I also have a personal library of cookbooks which is rather impressive for someone who typically cooks for one. I remember a time when my cookbook collection accountet to one, a Clairefontaine notebook (surprise surprise) bought in France with all sorts of things stuck into it from all sorts of magazines, post cards and the backs of chocolate wrappers. I still have it, actually; it’s in remarkably good nick and it contains my go-to-recipe for Sunday morning pancakes which was on a postcard I bought in Brittany. But in addition, I have an interesting mixture of which The Cork Cook Book, sold in aid of Cork Simon about 10 years ago is my most valued, not because I’ve every done much out of it (although the bread and butter pudding in it is pretty brilliant), but because it’s not still available. I probably don’t need all these cookbooks, but there is something comforting about them, and something extremely beautiful about some of them. The Tessa Kiros books in particular are bought not to be cooked from (this would be a fringe benefit) but to be looked at in quiet enjoyment late of an evening after work.
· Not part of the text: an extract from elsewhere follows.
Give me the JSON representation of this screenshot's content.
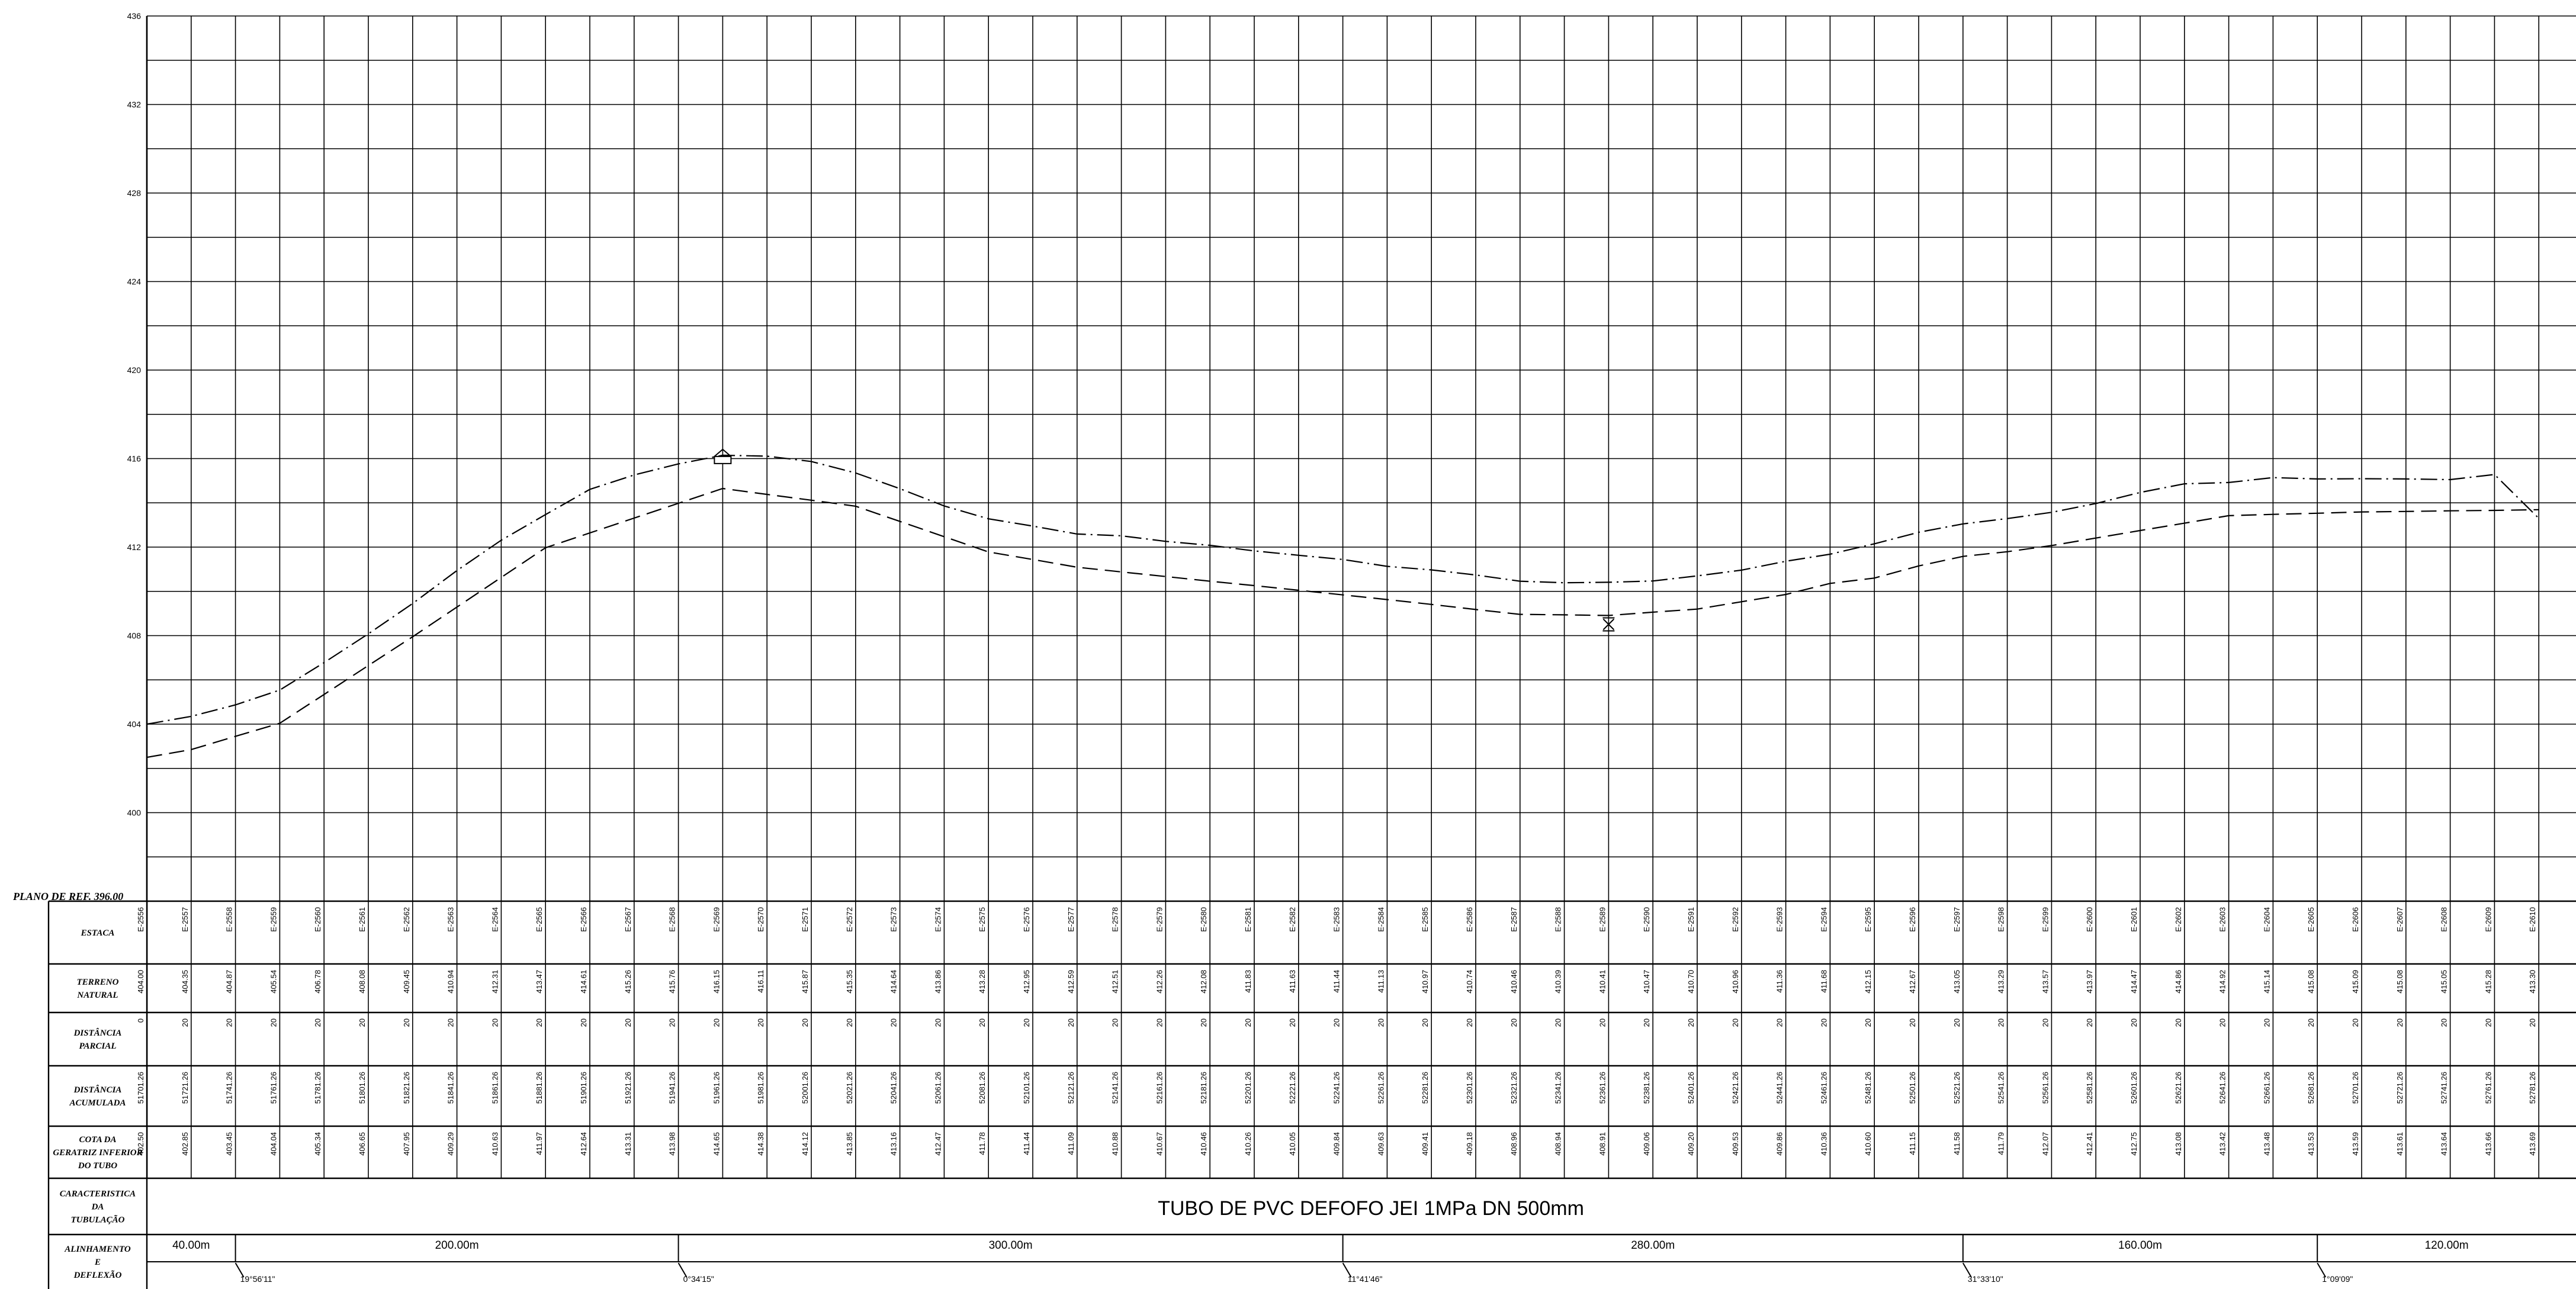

I don’t, on the other hand, have much of a wine collection – there are some bottles there but mostly other people’s taste because, living on my own, I don’t open bottles that often (but have been known to freeze very good white wine for future cooking projects rather than waste it 3 days after it has been opened).

I accumulate hobbies as well. I have an extensive collection of yarn linked to crochet and knitting. And several tapestries because I do that too. And tools of those trades. I have quite a lot of crochet hooks and am aware that there is an inherent danger in looking at the collection of gorgeous crochet hooks on sale on Etsy.com.

LInked to this, I have a substantial collection of shelving and storage and boxes mostly bought in IKEA and Homebase to store and organise all my things. And a substantial number of tins (because they are pretty and what is life if it is not beautiful and also I have this rather substantial collection of tea to be stored and yeah, about a million different cookie cutters and many different plastic bowls to cook with and all these things need to be organised and stored…

There are times – with a heavy dose of nostalgia – I look back on when my life could, for the most part, be stuffed into one rucksack and one carry all and I could move onto the next stage without having to do it in 94 car runs. In a way, the accumulation of things, life experiences and life attempts, is a mark of the passing of time. I do have kitesurfing gear, camera gear, climbing gear, bodyboarding stuff and all that. I never look back wishing I didn’t have all this stuff because this stuff is of my life and I may as well wish I didn’t exist.

The interesting thing, for all the inveterate collecting and hoarding of stuff, I’m not all that different to an antique or art collector. It is the same instinct; the same desire to appeal to a sense within yourself. Only difference in perception is that the antiques and the art represent the perception of an increase in wealth where as my collections represent the perception of an increase in clutter.

Beautiful, pretty, clutter that I would not be without.